While all the flock was flying in crazy patterns above me at the mere presence of this creature, I–oddly enough–stood before it unmoved. For the way, they talked about it I imagined a creature as tall as tree. However, this human was no bigger than a rat. 

I thought about what my grandfather had said -- how we were once great and lofty creatures and after a catastrophic event all that remained were the tiniest among us and how many thousands of years later we evolved into the smaller creatures of the world. Had the same thing occurred humans?

Against everything I had ever been taught, I did something unimaginable: I grabbed the human in my beak and picked it up. The entire flock, still circling above, began to go in erratic directions almost bumping into one another–creating panic in the air that they no doubt assumed would descend upon me. 

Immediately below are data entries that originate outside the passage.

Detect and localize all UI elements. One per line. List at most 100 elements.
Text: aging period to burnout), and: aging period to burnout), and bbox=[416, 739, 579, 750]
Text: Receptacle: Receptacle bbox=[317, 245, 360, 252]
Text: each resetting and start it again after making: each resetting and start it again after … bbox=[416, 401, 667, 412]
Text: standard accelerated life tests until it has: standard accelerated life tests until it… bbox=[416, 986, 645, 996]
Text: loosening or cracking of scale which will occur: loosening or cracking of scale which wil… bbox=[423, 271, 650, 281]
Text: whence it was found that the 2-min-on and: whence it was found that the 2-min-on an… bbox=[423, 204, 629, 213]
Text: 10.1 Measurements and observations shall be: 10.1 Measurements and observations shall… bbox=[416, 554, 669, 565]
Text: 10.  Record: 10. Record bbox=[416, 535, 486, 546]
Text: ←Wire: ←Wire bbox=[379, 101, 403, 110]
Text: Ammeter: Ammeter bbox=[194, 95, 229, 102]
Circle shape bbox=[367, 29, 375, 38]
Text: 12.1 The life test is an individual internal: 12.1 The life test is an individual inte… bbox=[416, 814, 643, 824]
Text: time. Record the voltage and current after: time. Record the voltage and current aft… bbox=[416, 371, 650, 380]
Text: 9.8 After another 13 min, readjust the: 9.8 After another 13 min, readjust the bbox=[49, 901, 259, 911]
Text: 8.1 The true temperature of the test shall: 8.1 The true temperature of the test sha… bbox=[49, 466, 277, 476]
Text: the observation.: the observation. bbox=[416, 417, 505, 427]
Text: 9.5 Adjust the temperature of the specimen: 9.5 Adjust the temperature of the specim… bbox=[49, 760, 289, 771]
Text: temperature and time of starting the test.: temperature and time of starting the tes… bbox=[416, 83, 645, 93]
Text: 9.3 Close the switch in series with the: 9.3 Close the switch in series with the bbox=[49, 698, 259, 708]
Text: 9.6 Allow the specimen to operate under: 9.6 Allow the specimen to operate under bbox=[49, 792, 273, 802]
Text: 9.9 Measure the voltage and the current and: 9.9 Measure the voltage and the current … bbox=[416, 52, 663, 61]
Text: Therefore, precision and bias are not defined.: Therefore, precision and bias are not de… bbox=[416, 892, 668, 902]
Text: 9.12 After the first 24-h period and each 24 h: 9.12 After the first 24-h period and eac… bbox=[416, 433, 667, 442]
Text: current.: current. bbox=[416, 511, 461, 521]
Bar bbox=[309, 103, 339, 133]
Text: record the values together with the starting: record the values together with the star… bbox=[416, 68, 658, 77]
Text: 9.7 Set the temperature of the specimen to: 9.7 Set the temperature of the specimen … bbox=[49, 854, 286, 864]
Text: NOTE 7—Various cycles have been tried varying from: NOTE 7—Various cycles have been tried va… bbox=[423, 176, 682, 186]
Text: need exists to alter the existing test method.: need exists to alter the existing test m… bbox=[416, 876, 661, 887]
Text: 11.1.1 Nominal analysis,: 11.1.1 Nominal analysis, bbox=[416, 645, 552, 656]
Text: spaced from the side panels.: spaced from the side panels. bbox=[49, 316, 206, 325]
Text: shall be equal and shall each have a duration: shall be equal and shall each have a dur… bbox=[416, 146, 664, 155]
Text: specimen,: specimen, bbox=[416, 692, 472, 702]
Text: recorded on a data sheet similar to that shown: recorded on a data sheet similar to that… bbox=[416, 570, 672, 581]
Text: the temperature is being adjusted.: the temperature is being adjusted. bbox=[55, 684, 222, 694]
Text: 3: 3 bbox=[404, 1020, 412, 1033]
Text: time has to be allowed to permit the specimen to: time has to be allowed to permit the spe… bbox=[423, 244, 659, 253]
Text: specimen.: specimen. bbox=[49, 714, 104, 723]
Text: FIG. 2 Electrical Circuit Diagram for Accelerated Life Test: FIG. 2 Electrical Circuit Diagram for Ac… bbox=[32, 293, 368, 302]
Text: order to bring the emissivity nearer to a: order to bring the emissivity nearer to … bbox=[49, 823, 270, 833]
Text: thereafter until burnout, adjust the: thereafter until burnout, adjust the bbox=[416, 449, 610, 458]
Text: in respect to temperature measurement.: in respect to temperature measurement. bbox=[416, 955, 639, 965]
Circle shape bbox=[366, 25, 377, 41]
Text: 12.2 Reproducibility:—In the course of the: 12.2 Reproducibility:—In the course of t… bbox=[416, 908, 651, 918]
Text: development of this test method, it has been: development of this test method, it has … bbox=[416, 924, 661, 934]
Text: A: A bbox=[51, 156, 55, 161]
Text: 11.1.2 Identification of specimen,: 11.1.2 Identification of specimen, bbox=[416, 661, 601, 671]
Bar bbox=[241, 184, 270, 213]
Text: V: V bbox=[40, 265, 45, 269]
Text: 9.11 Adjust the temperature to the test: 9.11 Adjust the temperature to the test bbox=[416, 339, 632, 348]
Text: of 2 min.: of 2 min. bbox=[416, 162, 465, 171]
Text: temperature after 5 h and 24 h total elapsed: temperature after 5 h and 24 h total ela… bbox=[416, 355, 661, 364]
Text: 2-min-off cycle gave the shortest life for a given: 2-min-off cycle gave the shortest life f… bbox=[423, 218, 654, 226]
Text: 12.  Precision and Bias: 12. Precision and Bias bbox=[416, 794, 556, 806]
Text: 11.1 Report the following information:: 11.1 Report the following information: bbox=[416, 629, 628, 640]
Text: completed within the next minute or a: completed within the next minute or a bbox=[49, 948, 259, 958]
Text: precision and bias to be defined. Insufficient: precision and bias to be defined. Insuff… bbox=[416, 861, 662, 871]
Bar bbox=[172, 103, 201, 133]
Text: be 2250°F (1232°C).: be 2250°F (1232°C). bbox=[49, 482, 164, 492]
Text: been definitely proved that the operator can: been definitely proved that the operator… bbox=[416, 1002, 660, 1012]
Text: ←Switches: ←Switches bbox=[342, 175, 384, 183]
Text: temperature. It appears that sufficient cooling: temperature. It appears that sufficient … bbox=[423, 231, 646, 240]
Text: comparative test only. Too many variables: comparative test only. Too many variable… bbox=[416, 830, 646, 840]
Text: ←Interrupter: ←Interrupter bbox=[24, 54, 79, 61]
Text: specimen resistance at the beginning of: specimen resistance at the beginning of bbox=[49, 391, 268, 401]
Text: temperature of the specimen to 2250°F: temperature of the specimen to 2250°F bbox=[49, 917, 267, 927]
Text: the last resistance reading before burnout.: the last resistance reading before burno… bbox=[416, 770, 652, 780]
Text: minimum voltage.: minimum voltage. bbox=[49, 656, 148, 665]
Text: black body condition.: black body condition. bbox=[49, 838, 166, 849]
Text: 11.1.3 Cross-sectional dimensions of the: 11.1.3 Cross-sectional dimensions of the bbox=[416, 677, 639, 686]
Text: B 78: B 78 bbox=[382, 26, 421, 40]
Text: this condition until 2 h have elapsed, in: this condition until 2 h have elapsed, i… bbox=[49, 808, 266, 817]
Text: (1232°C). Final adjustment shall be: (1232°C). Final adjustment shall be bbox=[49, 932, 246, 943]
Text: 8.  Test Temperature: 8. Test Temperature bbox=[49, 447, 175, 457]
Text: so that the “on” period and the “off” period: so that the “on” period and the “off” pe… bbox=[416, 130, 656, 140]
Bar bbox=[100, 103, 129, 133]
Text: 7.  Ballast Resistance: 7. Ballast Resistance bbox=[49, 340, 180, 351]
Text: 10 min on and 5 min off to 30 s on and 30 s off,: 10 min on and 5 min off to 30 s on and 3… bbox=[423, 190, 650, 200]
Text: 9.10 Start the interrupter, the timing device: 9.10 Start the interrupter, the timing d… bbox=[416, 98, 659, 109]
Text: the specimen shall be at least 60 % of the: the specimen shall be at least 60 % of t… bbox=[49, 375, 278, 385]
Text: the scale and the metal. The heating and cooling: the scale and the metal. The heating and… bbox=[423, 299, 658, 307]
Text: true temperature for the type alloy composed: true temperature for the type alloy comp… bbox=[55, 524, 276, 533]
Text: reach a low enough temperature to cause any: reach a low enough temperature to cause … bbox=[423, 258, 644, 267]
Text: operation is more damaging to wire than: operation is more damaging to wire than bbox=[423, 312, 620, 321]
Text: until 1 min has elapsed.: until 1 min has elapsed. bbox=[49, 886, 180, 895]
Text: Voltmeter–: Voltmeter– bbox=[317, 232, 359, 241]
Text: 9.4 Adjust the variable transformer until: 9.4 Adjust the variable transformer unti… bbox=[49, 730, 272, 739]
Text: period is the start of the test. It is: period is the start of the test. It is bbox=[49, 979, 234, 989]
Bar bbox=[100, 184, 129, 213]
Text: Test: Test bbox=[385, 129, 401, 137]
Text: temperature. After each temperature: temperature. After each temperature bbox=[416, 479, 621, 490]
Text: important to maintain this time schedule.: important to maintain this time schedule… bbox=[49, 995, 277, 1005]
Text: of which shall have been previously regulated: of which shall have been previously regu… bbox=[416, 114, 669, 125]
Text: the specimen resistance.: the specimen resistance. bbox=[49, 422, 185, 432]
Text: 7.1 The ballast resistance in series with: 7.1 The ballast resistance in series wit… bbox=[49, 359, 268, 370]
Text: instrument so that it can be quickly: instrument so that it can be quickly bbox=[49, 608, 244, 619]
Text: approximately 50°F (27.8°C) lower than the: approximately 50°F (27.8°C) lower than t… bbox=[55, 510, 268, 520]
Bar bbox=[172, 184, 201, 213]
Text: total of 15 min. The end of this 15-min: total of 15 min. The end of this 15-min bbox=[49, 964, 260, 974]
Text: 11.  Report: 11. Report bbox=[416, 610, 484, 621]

What I did next, I did not know why. But I do know that the tiny creature, for the first time, felt fear before a bird. For the first time, a bird had stood up to him. There was a certain power felt from climbing above this creature on the food chain. I remember the stories of what humans did to birds. How they would catch them, torture them, and sometimes even keep their carcasses as decorations in their nests.

That made my mind for me.

I released the creature–because birds are better than men. I released him knowing he would warn his fellow humans and they would know we are not to be messed with and this was our place now.

The flock looked on in shock and seeing what I had done to they came to rest all about me in a sea of white, green, and ultraviolet shades. Then for a moment as I perused the flock of eyes, for only a fleeting moment, I could see no fear.